Echocardiography Metadata (PHI)
AIR·MS contains DICOM metadata tags for cardiovascular imaging studies performed in the Mount Sinai Health System that are contained within the Softlink cardiovascular PACS system. This does not include radiology data contained within the radiology PACS systems. The following common modalities include: US, CT, XA, NM, MR, IVUS. These modalities include,
among others, echocardiographic ultrasound, vascular ultrasound, and angiographic data. These tags are linked to DICOM files by ECHO_METADATA.IMAGE_FILE_PATH in a repository on the Minerva cluster. Note that the schema name CDMECHO is a misnomer – this catalog contains much more than echocardiogram data.
The catalog contains every public DICOM metadata tag (dictionaries are publicly available, see https://dicom.innolitics.com/ciods for instance). The
Tag is under ECHO_TAGS_DATA.TAGS and is labeled by its Name not its hexadecimal number for ease of readability (see
https://www.dicomlibrary.com/dicom/dicom-tags/ for dictionary of public tags and name). The value of the tag is under ECHO_TAGS_DATA.TAG_VALUE.
Notes:
- As of late August 2025 there are known significant gaps in data availability around year 2019 and starting in mid 2023 and onward. The catalog ends in late 2023. Mechanisms for capturing missing data and updating the catalog moving forward are underway.
- There will be some duplicated data within the archive (i.e. 2 identical studies may be in 2 separate paths)
- There is a known bug in the way the value representation of “Person Name” is stored. It is stored as a list of single characters rather than a
string (i.e. the name Smith is stored as [S,m,i,t,h])
Synthetic Public Use File (DE-SynPUF)
The SYNPUF (Synthetic Public Use Files) dataset, provided by the Centers for Medicare & Medicaid Services (CMS), offers a synthetic version of Medicare claims data from the years 2008 to 2010. This dataset is meticulously designed to maintain the statistical properties and relationships present in the original data while ensuring that no actual patient information is disclosed, thereby safeguarding privacy.
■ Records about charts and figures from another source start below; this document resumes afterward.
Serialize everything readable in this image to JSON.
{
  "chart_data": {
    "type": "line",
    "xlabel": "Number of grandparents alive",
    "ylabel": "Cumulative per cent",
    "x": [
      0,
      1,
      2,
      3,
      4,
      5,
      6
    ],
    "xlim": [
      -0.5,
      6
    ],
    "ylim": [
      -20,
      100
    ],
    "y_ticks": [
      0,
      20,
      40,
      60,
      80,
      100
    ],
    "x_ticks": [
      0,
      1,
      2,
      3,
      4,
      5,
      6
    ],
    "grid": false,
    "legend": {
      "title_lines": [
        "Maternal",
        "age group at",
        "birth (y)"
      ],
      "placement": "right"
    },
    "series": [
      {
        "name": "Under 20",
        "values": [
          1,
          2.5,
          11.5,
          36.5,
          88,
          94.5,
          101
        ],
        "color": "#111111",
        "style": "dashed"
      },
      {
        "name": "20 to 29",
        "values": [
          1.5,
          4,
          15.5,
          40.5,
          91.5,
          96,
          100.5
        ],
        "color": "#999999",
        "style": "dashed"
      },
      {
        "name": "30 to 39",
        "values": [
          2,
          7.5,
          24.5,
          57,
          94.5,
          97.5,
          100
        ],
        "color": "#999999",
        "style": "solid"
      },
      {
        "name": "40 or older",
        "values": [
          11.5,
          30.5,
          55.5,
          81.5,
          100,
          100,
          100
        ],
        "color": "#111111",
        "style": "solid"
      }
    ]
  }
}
SYNPUF includes a comprehensive array of variables such as beneficiary demographics, chronic conditions, hospital and outpatient claims, and prescription drug events, making it an invaluable resource for researchers and data scientists. It serves as an exemplary tool for developing and testing healthcare models, algorithms, and applications without the constraints associated with sensitive real-world data.
The SYNPUF dataset in AIR·MS utilizes the OMOP Common Data Model, aligned with other clinical data sets available on the platform. Since SYNPUF data does not require an approved IRB, you can easily get onboarded and start building ML models!